I had a therapist once who wanted me to talk about the novel I was writing at the time, my first. I did not want to talk about this novel with her or with anyone; I’ve never really liked talking about what I’m writing, or might someday write, or have once written. But finally I relented, more for her than for me. I described my main character, her situation, etc. (It was an infanticide novel. The main character, a mother, kills her son because he is sick.) Afterwards the therapist looked at me and said, ‘You have so little sympathy for her. You’re so disdainful of her.’ I was meant to see a fitting parallel in this – in fact, the therapist spelled it out for me. You speak about her as pitilessly as you speak about yourself.

But that relationship between me and me is an oft-acknowledged one, i.e. no big news. What mortified me was this: while trying to keep very far away from the autobiographical first novel trap, I’d done something arguably more artistically clueless; I’d written about myself without realizing I’d written about myself. I’d written a roman-à-clef-à-clef. I could not write an emotionally direct novel, but this I could do – I could put a character through hell, then show my readers why they shouldn’t care at all about her.
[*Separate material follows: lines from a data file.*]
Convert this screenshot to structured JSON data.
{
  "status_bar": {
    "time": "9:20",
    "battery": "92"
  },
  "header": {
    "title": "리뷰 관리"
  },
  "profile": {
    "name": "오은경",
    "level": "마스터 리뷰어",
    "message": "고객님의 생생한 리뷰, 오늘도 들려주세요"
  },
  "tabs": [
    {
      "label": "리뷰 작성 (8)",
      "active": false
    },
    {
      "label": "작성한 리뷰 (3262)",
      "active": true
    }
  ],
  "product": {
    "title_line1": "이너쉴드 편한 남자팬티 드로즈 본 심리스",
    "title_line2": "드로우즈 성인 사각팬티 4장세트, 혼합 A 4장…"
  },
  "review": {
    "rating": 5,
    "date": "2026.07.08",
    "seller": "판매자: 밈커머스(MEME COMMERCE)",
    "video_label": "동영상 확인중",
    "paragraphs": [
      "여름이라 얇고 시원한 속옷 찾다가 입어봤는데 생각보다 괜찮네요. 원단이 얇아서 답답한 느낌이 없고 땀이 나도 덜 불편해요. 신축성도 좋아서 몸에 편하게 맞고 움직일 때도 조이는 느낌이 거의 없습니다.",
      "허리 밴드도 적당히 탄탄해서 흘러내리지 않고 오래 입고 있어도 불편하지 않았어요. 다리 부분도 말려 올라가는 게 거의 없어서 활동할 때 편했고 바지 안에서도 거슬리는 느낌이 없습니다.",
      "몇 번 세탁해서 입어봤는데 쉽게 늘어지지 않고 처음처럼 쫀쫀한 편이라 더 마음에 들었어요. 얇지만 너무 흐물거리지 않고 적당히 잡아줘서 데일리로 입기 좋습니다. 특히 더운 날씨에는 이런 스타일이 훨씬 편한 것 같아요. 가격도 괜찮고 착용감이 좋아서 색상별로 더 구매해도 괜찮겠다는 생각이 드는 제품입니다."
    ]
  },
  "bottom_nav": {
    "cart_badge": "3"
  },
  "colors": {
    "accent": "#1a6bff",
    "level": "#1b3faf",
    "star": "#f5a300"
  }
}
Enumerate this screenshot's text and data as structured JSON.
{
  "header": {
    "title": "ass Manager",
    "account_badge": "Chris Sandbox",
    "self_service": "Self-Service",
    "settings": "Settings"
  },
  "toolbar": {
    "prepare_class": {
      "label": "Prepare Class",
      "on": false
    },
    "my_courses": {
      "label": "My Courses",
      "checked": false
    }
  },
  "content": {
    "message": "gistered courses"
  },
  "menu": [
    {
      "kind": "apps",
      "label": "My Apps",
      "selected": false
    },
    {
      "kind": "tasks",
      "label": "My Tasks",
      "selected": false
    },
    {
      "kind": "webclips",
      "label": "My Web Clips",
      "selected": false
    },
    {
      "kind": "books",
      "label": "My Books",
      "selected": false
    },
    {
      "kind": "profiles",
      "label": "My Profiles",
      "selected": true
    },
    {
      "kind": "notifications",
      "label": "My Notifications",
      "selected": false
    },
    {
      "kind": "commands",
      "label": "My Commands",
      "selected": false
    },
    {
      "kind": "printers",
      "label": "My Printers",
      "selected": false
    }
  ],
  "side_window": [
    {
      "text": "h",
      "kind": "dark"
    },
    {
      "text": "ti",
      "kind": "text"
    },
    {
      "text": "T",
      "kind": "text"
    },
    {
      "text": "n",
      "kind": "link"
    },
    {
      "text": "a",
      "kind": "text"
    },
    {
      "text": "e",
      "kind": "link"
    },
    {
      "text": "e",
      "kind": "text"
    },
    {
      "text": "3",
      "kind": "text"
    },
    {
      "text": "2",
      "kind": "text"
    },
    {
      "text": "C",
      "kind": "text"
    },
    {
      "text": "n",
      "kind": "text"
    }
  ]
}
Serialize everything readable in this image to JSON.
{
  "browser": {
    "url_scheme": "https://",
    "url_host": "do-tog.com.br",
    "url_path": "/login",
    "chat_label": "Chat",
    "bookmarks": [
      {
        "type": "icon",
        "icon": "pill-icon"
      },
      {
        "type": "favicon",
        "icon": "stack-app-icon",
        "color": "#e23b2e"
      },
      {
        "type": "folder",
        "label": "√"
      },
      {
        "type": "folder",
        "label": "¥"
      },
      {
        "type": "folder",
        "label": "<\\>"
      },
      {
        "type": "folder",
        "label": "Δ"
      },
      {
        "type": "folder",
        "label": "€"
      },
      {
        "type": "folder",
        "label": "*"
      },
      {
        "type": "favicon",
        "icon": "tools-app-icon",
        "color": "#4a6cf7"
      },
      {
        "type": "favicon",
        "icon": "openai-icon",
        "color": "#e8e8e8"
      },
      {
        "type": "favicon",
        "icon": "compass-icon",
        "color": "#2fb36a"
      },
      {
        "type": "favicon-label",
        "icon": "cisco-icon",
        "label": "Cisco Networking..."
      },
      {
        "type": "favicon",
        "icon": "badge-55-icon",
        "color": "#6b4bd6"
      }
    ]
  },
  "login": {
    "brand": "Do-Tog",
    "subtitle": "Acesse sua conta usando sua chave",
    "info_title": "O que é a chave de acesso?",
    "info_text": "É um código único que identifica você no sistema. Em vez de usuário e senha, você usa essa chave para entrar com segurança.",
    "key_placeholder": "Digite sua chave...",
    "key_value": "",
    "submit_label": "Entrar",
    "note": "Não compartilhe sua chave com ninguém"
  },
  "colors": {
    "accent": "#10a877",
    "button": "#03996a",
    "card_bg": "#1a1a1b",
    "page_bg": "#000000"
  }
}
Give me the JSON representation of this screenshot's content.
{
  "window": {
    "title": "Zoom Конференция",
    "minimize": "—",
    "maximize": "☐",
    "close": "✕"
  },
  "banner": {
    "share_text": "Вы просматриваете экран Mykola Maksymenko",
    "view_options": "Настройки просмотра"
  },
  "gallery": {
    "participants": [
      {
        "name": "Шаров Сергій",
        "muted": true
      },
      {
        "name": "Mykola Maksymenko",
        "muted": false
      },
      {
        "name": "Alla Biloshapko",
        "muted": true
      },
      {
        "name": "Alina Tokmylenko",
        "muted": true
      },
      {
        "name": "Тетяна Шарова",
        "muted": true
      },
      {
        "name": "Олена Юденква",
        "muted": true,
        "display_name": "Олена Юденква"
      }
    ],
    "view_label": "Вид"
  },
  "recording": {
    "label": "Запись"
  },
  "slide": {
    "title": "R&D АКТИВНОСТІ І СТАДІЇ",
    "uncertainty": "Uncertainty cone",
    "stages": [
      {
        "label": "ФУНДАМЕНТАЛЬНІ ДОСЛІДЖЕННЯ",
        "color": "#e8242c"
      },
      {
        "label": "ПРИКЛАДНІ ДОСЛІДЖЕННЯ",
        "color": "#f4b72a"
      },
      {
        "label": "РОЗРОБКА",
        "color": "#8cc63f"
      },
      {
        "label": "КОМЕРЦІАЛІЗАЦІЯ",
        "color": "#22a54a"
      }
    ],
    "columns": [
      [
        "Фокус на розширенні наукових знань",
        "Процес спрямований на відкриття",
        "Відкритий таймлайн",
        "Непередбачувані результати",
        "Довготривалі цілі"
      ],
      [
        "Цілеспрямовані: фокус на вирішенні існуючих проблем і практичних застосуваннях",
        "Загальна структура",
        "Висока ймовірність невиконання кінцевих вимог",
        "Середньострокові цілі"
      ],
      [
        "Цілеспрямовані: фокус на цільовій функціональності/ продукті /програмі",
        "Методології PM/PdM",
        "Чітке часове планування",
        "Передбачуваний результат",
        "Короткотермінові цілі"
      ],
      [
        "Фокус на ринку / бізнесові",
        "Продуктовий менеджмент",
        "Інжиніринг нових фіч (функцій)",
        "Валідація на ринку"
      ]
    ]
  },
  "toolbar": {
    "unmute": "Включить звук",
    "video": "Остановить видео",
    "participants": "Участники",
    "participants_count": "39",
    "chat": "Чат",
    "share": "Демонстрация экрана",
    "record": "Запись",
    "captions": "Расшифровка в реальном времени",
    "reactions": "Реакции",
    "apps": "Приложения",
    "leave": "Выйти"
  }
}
But if i was so unsympathetic towards this ‘character’ I dreamed up, how might this tendency of mine manifest once I was the creator of actual humans? How might a real innocent become the receptacle of my abundant disdain?

I have discounted this easy equivalency; I am bothered by this easy equivalency.

When I encourage my daughter to not feel the incredible pain she feels, I do it because I do not want her to lead a heart-breaking life. Aside from the unavoidable gutting tragedy, these kinds of lives are an option. You can choose not to have one. I chose not to.

In terms of my daughter, however, I have begun to rethink how I talk to her about her hyperactive sensory self. When we’re at that threshold to the outside, and she can’t put on her boots, I do not say, ‘You are six years old. You should be able to deal with this.’ Because I know to ‘deal with this’ will require for her a massive system override; it will be the beginning of the creation of a person who might be capable, a few years from now, of performing a murder on herself. The other day, after one of her clothing tantrums, she shut herself in her room and yellingly self-flagellated: ‘Everybody hates me. My friends, my mother, my father, my brother. Even I hate me!’

In these future therapy sessions I cannot wait to be to falsely blamed for everything that she is, and with which I had nothing to do. But this other legacy of mine, this ability to perform a variety of suicide that permits a person to keep living – I cannot bear to be accurately blamed for teaching her how to do that.

For christmas this year we received the usual presents from my daughter. One cousin received a tulle skirt I remembered buying her last winter when we subwayed downtown to kill a snow day.
Another cousin received a mother-of-pearl heart locket given to her by a racist Christian great-aunt who travels the world in a boat filled with old people and, despite her bigotry, really does mean well. (I remember the provenance of every object she owns, which is why I find it so impossible to give anything away.) Her brother received a stuffed rabbit that was once, for about a year, actually loved by her. And I received the mouse with which we’d played ‘My Mouse’. When I opened it, my first impulse was to hold it high in the air and announce, mock-triumphantly, ‘My Mouse!’ But I didn’t, because I didn’t feel particularly triumphant. It was impossible not to read into this mouse (it has a name; it is Nussbaum) more than the simple fact that she was giving me what I cherished more than she ever did or could. Nussbaum seemed more unsettlingly symbolic, the first warning flare she would soon no longer need me in that way that had once, shamefully, shamed me. She could dispense with these objects over which we falsely fought, and I knew it was just a matter of time before the dramas we’d concocted to feel close to one another would fail to matter to her. I was the one who, by winning, had lost. Fucking moron, indeed. In these future therapy sessions, when we look back, I am not always there.